What is artificial intelligence? Why is it important? Why is everyone talking about it all of a sudden? If you skim online headlines, you’ll likely read about how AI is powering Amazon and Google’s virtual assistants, or how it’s taking all the jobs (debatable), but not a good explanation of what it is (or whether the robots are going to take over). We’re here to help with this living document, a plain-English guide to AI that will be updated and refined as the field evolves and important concepts emerge.
Artificial intelligence is software, or a computer program, with a mechanism to learn. It then uses that knowledge to make a decision in a new situation, as humans do. The researchers building this software try to write code that can read images, text, video, or audio, and learn something from it. Once a machine has learned, that knowledge can be put to use elsewhere. If an algorithm learns to recognize someone’s face, it can then be used to find them in Facebook photos. In modern AI, learning is often called “training” (more on that later).
Humans are naturally adept at learning complex ideas: we can see an object like an apple, and then recognize a different apple later on. Machines are very literal—a computer doesn’t have a flexible concept of “similar.” A goal of artificial intelligence is to make machines less literal. It’s easy for a machine to tell if two images of an apple, or two sentences, are exactly the same, but artificial intelligence aims to recognize a picture of that same apple from a different angle or different light; it’s capturing the visual idea of an apple. This is called “generalizing” or forming an idea that’s based on similarities in data, rather than just the images or text the AI has seen. That more general idea can then be applied to things that the AI hasn’t seen before.
“The goal is to reduce a complex human behavior to a form that can be treated computationally,” says Alex Rudnicky, a computer science professor at Carnegie Mellon University. “This in turn allows us to build systems that can undertake complex activities that are useful to people.”
Artificial intelligence researchers are still working on the very basics of this problem. How do we teach computers to recognize what they see in images and video? After that, how does recognition move to understanding—not only producing the word “apple” but knowing an apple is a food related to oranges and pears, and that humans eat apples and can cook with them, and use them to make apple pies, and that it’s connected to the story of Johnny Appleseed, and on and on. There’s also the matter of understanding our language, where words have multiple meanings based on context, definitions are always evolving, and each person has a slightly different way of saying things. How can computers understand this fluid, ever-changing construct?
Progress in AI moves at different speeds depending on the medium. Right now, we’re seeing incredible growth in the ability to understand images and video, a field called computer vision. But that progress does little to help other AI understand text, a field called natural language processing. These fields are developing “narrow intelligence,” which means the AI is powerful at working with images or audio or text, but can’t learn the same way from all three. An agnostic form of learning would be “general intelligence,” which is what we see in humans.
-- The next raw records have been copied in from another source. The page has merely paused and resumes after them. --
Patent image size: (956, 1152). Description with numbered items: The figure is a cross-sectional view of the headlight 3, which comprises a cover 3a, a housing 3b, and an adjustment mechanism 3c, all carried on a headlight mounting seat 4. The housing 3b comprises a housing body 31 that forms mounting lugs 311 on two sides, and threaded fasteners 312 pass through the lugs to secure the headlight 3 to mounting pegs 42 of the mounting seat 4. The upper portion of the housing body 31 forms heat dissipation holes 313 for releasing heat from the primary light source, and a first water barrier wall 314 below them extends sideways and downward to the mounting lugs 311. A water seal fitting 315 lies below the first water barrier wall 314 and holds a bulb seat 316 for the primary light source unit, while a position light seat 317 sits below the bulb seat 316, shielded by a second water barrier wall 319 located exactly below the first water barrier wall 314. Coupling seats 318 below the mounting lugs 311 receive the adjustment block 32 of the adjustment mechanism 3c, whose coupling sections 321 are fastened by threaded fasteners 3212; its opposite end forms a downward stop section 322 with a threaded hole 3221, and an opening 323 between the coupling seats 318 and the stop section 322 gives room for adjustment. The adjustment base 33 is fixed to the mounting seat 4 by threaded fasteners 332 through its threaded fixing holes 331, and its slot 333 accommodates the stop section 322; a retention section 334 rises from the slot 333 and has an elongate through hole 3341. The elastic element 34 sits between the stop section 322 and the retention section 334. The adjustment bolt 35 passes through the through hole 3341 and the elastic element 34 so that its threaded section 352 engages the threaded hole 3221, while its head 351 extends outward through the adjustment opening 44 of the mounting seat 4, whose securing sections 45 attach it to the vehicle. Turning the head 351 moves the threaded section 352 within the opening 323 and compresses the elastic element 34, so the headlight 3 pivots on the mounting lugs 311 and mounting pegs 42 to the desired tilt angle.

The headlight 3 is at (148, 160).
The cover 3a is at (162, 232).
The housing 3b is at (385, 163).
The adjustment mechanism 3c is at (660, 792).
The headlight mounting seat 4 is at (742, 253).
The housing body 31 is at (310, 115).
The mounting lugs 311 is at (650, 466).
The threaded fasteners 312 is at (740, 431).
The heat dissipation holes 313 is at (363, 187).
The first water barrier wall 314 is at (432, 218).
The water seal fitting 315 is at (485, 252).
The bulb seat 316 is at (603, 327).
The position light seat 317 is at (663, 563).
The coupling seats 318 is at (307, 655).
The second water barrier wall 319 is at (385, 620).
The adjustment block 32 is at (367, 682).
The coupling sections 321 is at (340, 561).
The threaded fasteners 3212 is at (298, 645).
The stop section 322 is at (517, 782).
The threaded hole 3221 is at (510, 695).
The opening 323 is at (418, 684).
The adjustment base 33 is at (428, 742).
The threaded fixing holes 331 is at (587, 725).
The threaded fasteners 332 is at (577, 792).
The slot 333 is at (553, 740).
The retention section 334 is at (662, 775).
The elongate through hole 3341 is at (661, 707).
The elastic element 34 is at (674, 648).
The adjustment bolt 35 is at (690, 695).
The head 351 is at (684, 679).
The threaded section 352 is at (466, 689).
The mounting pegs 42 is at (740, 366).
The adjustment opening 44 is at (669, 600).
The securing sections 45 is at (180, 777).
Many researchers hope that advancements in individual fields will uncover more shared truths about how we can make machines learn, eventually converging into a unified method for building general artificial intelligence.
Once artificial intelligence has learned how to identify an apple in an image or transcribe a snippet of speech from an audio clip, it can be used in other pieces of software to make decisions that would have once required a human. It can be used to identify and tag your friends in Facebook photos, something you (a human) would have had to do manually. It can identify another car or a street sign in a self-driving car or your car’s backup camera. It can be used to locate bad produce that should be removed in agriculture production.
These tasks, based only off image recognition, would typically be done by either the user or someone in the company providing the software. If a task saves the user time, it’s a feature, and if it saves someone at the company time or eliminates a job completely, it’s a cost saver. There are some applications, like crunching millions of data points in minutes for sales analytics, that could never have been feasible without machines, meaning potential for new information that has never been possible before. These tasks can now be done quickly and cheaply by machines, anytime and anywhere. It’s the replication of tasks once done by humans, and there’s an undeniable economic benefit for endlessly scalable, low-cost labor.
Jason Hong, a professor in Carnegie Mellon University’s Human Computer Interaction Lab, says that while AI can replicate human tasks, it also has the ability to unlock new kinds of labor.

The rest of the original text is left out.